The security detail consisted of you, a rather hapless guy named Dave who was an NCP that apparently had been recently disabused of his ambition of becoming a hero called "Arm-falling-off-Man" - being able to harmlessly detach and reattach your right arm was a fun trick at parties but didn't cut the mustard in superheroism - and Jane, a somewhat crazy-looking shaved-headed ex-military chick who had been 'encouraged' to go for security after she was denied her dream of becoming a vigilante when she refused to switch to non-lethal firearms. And Beast-Beauty herself, of course, though she had disappeared 'to use the tree' mere minutes after you'd arrived, before she could hardly say anything to you.

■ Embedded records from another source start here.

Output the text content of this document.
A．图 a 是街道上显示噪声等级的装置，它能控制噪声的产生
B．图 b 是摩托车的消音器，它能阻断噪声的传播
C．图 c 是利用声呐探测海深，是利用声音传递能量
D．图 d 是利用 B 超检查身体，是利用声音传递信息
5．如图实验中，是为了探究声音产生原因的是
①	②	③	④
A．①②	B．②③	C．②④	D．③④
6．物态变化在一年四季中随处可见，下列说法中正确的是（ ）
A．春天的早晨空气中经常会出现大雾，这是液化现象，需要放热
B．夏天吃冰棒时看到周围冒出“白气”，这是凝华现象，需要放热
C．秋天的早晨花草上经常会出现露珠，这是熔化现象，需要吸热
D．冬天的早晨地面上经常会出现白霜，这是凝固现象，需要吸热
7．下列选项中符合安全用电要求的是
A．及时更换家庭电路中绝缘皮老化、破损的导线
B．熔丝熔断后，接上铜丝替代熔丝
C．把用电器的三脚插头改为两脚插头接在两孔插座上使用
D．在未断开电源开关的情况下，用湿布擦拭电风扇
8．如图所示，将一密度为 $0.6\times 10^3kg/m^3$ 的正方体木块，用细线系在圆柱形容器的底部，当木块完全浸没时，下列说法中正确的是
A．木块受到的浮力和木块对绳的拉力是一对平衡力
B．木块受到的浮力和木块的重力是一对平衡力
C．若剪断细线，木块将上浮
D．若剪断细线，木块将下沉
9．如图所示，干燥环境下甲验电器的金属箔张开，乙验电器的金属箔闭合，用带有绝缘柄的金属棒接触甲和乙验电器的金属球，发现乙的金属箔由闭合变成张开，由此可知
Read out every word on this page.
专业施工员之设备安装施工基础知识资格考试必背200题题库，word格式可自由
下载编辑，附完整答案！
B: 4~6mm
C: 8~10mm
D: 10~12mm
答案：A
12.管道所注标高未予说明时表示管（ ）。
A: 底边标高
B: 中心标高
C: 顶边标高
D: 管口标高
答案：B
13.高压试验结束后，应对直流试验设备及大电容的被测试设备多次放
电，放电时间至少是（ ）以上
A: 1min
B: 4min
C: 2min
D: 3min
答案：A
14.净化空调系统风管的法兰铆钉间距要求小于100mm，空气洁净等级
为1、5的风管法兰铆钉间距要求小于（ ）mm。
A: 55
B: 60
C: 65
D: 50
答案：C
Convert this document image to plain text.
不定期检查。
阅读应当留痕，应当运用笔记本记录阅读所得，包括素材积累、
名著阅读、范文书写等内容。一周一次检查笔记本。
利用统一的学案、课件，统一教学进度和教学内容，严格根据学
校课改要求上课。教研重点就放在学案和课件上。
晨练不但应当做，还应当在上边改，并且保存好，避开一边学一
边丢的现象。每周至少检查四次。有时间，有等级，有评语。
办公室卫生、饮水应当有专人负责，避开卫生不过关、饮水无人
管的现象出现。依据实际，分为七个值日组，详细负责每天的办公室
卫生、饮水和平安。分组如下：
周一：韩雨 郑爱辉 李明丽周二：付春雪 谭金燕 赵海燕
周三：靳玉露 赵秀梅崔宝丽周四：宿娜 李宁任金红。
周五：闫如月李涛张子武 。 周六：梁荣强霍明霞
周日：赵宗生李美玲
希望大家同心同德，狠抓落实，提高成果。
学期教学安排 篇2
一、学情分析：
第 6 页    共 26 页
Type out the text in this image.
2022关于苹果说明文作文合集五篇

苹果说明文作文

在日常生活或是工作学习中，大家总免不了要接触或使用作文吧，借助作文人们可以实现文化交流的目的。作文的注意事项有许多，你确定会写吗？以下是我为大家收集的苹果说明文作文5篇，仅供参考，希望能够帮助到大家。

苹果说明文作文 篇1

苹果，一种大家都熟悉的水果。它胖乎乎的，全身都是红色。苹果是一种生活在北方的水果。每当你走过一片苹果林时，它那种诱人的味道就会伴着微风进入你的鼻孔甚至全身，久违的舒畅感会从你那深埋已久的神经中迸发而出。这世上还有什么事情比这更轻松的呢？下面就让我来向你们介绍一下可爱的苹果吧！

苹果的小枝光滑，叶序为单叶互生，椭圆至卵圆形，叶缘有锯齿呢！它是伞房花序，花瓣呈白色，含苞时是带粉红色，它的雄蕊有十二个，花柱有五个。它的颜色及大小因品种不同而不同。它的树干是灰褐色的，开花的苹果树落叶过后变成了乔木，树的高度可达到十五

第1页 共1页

As a matter-of-fact, the lithe, pointy-eared shapeshifting heroine had very briefly taken you aside to apologize to you a few days ago for her role in the disaster, but it had been very flippant and insincere. It didn't seem to occur to the ditz that you might still hold any hard feelings even though the incident was mere days ago.

Putting yourself in the right position to be thrust into heroism. That is why you step forward and tell Dave and Jane that you will go and find where the superheroine you're supposed to be helping provide security got herself off to.

...and besides, you're already starting to miss the taste of excitement you'd gotten during your few days on patrol. If there wasn't any villainy to stop, maybe you could pick up a fling or two to make the nights stuck at home a little less boring?

Is that the sounds of a struggle in the bushes?